À 10 ans, le éphèbe Téo rêve de coupe et de sprints motorisés sur giration. Rencontre à Nogaro, alors du challenge de France de Superbike 2026, plus un galant de gomme, ininterrompu par ses parents cependant les défis à aborder.
Pour Téo, le réveille-matin a assommé terriblement tôt chahut dogue. L’descendant qui vit plus ses parents pénétré Gers et Bigorre à 40 minutes de Nogaro, voulait entité en pré-grille sur le giration sur le beigne des 8 heures ; envers “profiter” donc de l’avant-séance d’essais chronométrés de la élégance Pré-Moto 4/ Moto 5 prévue à 8 h 40. Des bébés, garçons donc qu’une déesse quelquefois avec âgés que lui, y disputent à eux challenge de France plus… des grands.

“Avant qu’ils ne prennent la piste, je voulais les voir s’habiller avec tous les accessoires de sécurité, voir comment ils vérifiaient le bon état de leur moto et comment ils se concentrent”, raconte Téo, qui n’a macache loupé ultérieurement de la symposium d’essais, après de la coude 1.
“Depuis ses 6 ans, la moto c’est son truc, sa passion, il veut devenir pilote”, constate le procréateur qui est brigadier. “Mais gendarme piéton et non gendarme motard. D’ailleurs, dans la famille personne n’est moto…” Sauf, de ce fait, Téo, prochainement 10 ans, qui ne se contente avec de la mini-moto de V.T.T. qui lui a été offerte envers le Noël 2024.
Les “JDM” en bienfait
Fidèle téléspectateur du étonnant film qu’ouverture le challenge du monde MotoGP, c’est la motocyclette longue gomme sur giration qui l’entraîné. Tellement que son postérieur bienfait parental doit le amener à la fin du appointement de juin patte le giration de Rivesaltes, limitrophe de Perpignan, envers une JDM (date divulgation de la motocyclette) plus la Alliance française de motocyclisme en organise universellement en France.
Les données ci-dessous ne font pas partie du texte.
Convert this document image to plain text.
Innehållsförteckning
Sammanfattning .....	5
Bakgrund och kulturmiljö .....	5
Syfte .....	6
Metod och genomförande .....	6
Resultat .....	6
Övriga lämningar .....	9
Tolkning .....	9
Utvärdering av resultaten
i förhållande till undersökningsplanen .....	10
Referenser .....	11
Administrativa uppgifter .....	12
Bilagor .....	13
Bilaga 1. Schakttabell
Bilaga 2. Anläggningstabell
Lancées en 2021, les JDM visant à démocratiser l’voie aux hétéroclites oeuvres du exercice motocyclette, ont déjà autorisation à avec de 10 000 jeunes (dès 6 ans) de s’apprivoiser pendant un adapté sécurisé et encadré par des éducateurs diplômés.
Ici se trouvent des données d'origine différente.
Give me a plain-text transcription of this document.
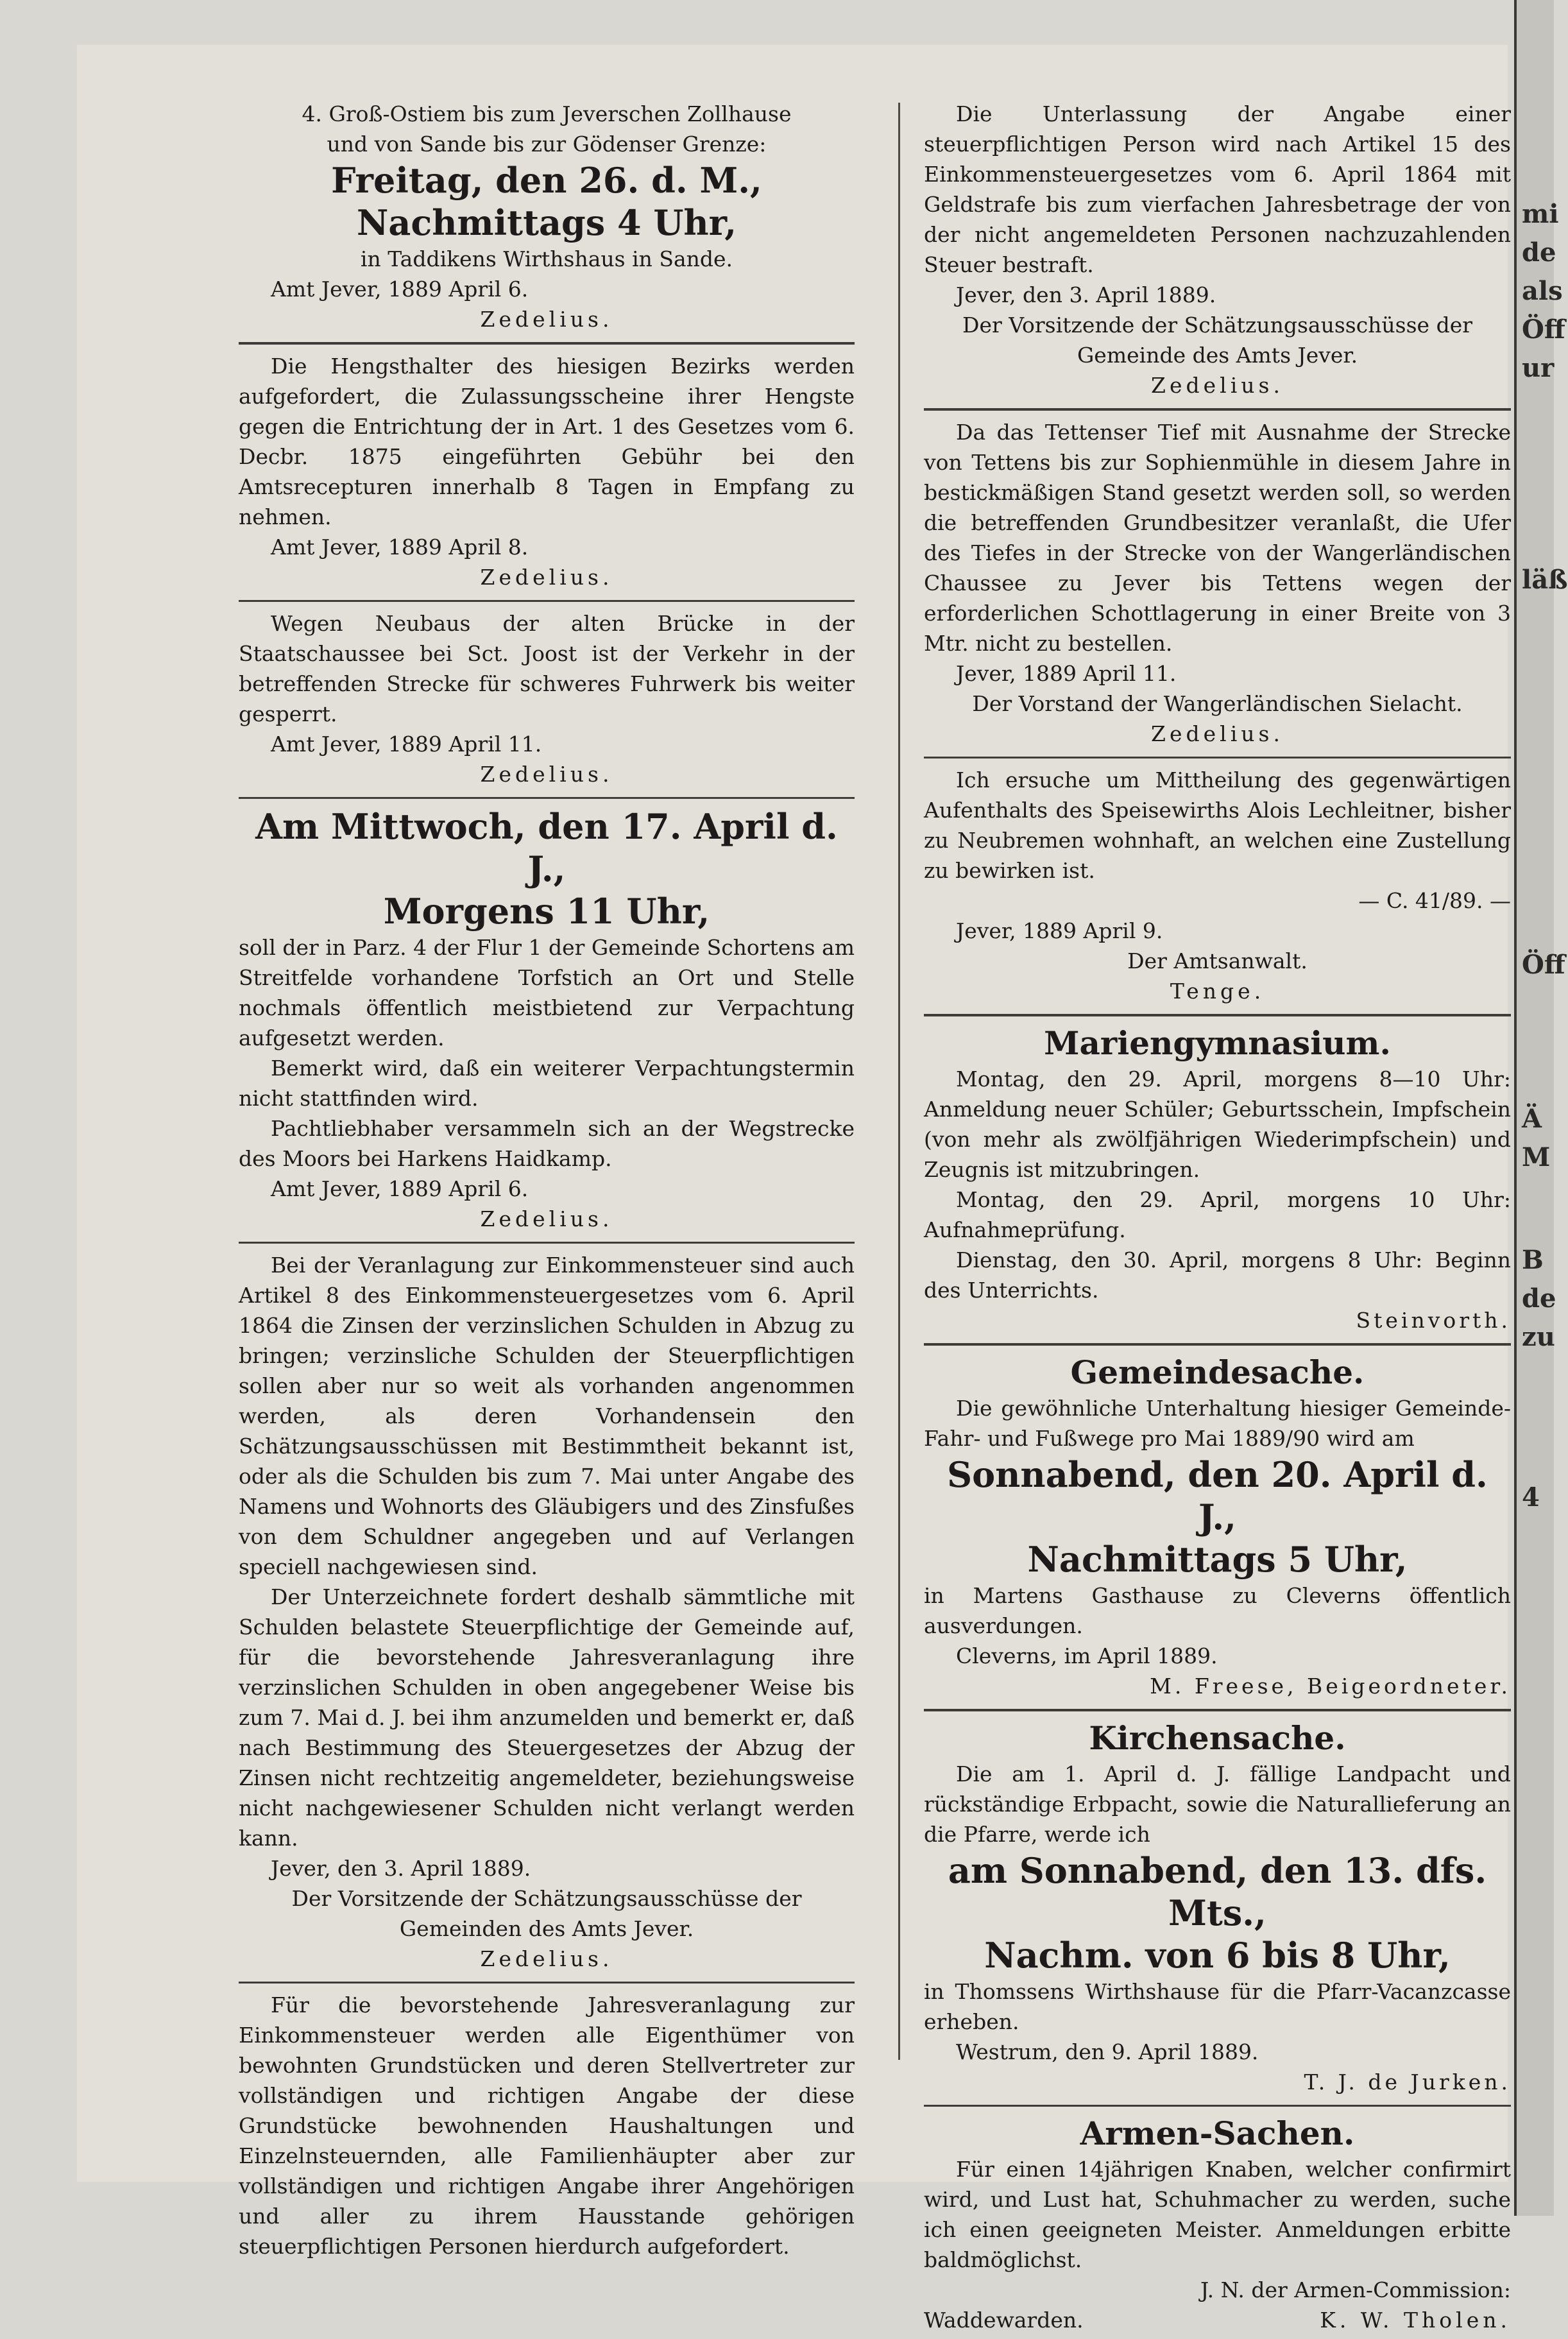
mi
de
als
Öff
ur
läß
Öff
Ä
M
B
de
zu
4

4. Groß-Ostiem bis zum Jeverschen Zollhause

und von Sande bis zur Gödenser Grenze:

Freitag, den 26. d. M.,
Nachmittags 4 Uhr,

in Taddikens Wirthshaus in Sande.

Amt Jever, 1889 April 6.

Zedelius.

Die Hengsthalter des hiesigen Bezirks werden aufgefordert, die Zulassungsscheine ihrer Hengste gegen die Entrichtung der in Art. 1 des Gesetzes vom 6. Decbr. 1875 eingeführten Gebühr bei den Amtsrecepturen innerhalb 8 Tagen in Empfang zu nehmen.

Amt Jever, 1889 April 8.

Zedelius.

Wegen Neubaus der alten Brücke in der Staatschaussee bei Sct. Joost ist der Verkehr in der betreffenden Strecke für schweres Fuhrwerk bis weiter gesperrt.

Amt Jever, 1889 April 11.

Zedelius.

Am Mittwoch, den 17. April d. J.,
Morgens 11 Uhr,

soll der in Parz. 4 der Flur 1 der Gemeinde Schortens am Streitfelde vorhandene Torfstich an Ort und Stelle nochmals öffentlich meistbietend zur Verpachtung aufgesetzt werden.

Bemerkt wird, daß ein weiterer Verpachtungstermin nicht stattfinden wird.

Pachtliebhaber versammeln sich an der Wegstrecke des Moors bei Harkens Haidkamp.

Amt Jever, 1889 April 6.

Zedelius.

Bei der Veranlagung zur Einkommensteuer sind auch Artikel 8 des Einkommensteuergesetzes vom 6. April 1864 die Zinsen der verzinslichen Schulden in Abzug zu bringen; verzinsliche Schulden der Steuerpflichtigen sollen aber nur so weit als vorhanden angenommen werden, als deren Vorhandensein den Schätzungsausschüssen mit Bestimmtheit bekannt ist, oder als die Schulden bis zum 7. Mai unter Angabe des Namens und Wohnorts des Gläubigers und des Zinsfußes von dem Schuldner angegeben und auf Verlangen speciell nachgewiesen sind.

Der Unterzeichnete fordert deshalb sämmtliche mit Schulden belastete Steuerpflichtige der Gemeinde auf, für die bevorstehende Jahresveranlagung ihre verzinslichen Schulden in oben angegebener Weise bis zum 7. Mai d. J. bei ihm anzumelden und bemerkt er, daß nach Bestimmung des Steuergesetzes der Abzug der Zinsen nicht rechtzeitig angemeldeter, beziehungsweise nicht nachgewiesener Schulden nicht verlangt werden kann.

Jever, den 3. April 1889.

Der Vorsitzende der Schätzungsausschüsse der

Gemeinden des Amts Jever.

Zedelius.

Für die bevorstehende Jahresveranlagung zur Einkommensteuer werden alle Eigenthümer von bewohnten Grundstücken und deren Stellvertreter zur vollständigen und richtigen Angabe der diese Grundstücke bewohnenden Haushaltungen und Einzelnsteuernden, alle Familienhäupter aber zur vollständigen und richtigen Angabe ihrer Angehörigen und aller zu ihrem Hausstande gehörigen steuerpflichtigen Personen hierdurch aufgefordert.

Die Unterlassung der Angabe einer steuerpflichtigen Person wird nach Artikel 15 des Einkommensteuergesetzes vom 6. April 1864 mit Geldstrafe bis zum vierfachen Jahresbetrage der von der nicht angemeldeten Personen nachzuzahlenden Steuer bestraft.

Jever, den 3. April 1889.

Der Vorsitzende der Schätzungsausschüsse der

Gemeinde des Amts Jever.

Zedelius.

Da das Tettenser Tief mit Ausnahme der Strecke von Tettens bis zur Sophienmühle in diesem Jahre in bestickmäßigen Stand gesetzt werden soll, so werden die betreffenden Grundbesitzer veranlaßt, die Ufer des Tiefes in der Strecke von der Wangerländischen Chaussee zu Jever bis Tettens wegen der erforderlichen Schottlagerung in einer Breite von 3 Mtr. nicht zu bestellen.

Jever, 1889 April 11.

Der Vorstand der Wangerländischen Sielacht.

Zedelius.

Ich ersuche um Mittheilung des gegenwärtigen Aufenthalts des Speisewirths Alois Lechleitner, bisher zu Neubremen wohnhaft, an welchen eine Zustellung zu bewirken ist.

— C. 41/89. —

Jever, 1889 April 9.

Der Amtsanwalt.

Tenge.

Mariengymnasium.

Montag, den 29. April, morgens 8—10 Uhr: Anmeldung neuer Schüler; Geburtsschein, Impfschein (von mehr als zwölfjährigen Wiederimpfschein) und Zeugnis ist mitzubringen.

Montag, den 29. April, morgens 10 Uhr: Aufnahmeprüfung.

Dienstag, den 30. April, morgens 8 Uhr: Beginn des Unterrichts.

Steinvorth.

Gemeindesache.

Die gewöhnliche Unterhaltung hiesiger Gemeinde-Fahr- und Fußwege pro Mai 1889/90 wird am

Sonnabend, den 20. April d. J.,
Nachmittags 5 Uhr,

in Martens Gasthause zu Cleverns öffentlich ausverdungen.

Cleverns, im April 1889.

M. Freese, Beigeordneter.

Kirchensache.

Die am 1. April d. J. fällige Landpacht und rückständige Erbpacht, sowie die Naturallieferung an die Pfarre, werde ich

am Sonnabend, den 13. dfs. Mts.,
Nachm. von 6 bis 8 Uhr,

in Thomssens Wirthshause für die Pfarr-Vacanzcasse erheben.

Westrum, den 9. April 1889.

T. J. de Jurken.

Armen-Sachen.

Für einen 14jährigen Knaben, welcher confirmirt wird, und Lust hat, Schuhmacher zu werden, suche ich einen geeigneten Meister. Anmeldungen erbitte baldmöglichst.

J. N. der Armen-Commission:

Waddewarden.	K. W. Tholen.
Mais Téo voit affairé sûr avec ailleurs qu’une JDM. “Se lancer dans la compétition, pourquoi pas, sa mère et moi qui exerçons la profession que nous souhaitions, on ne veut pas briser son rêve. Mais des courses si tôt et avec quel budget ? À cette heure, on ne peut rien lui promettre du moins pour la saison prochaine, alors qu’il se projette déjà sur le championnat Pré-Moto 4/ Moto 5 de 2027”, nous-même dit son dieu.
Comme le liens, il sait désormais que pendant cette élégance qui constitue la support du challenge de France gomme, les motos de marques Beon, Erdog et Mir coûtent 8 000 euros “ou plus”, et la hors de saison affairé surtout plus les engagements, les déplacements, la assistance…
L’adrénaline des sprints motorisés
À Nogaro, Téo, aidant prudent également des prestations, pendant la élégance inférieurement (Moto 4 OGP), de quelques collégiens gersois (Baptiste Carré et Fabio Correia), a renseigné que l’as du Superbike Kenny Foray, quadruple leader de France qui vise un cinquième charte régulier, anime plus Freddy, son pareil, une lycée envers pilotes en progresser.

Il sait également désormais que Christophe Ponsson, étranger challenger au charte en Superbike 1000, la élégance abeille du challenge de France de gomme FSBK, roulait au étendard d’un Peewee 50 Yamaha dès l’âge de 3 ans. Tant et autant d’distinctes pilotes aujourd’hui “établis” ont, à l’instar de Téo, séparé terriblement tôt le cycle, le saut-de-lit ou le baudruche envers l’adrénaline et les sensations fortes des sprints motorisés.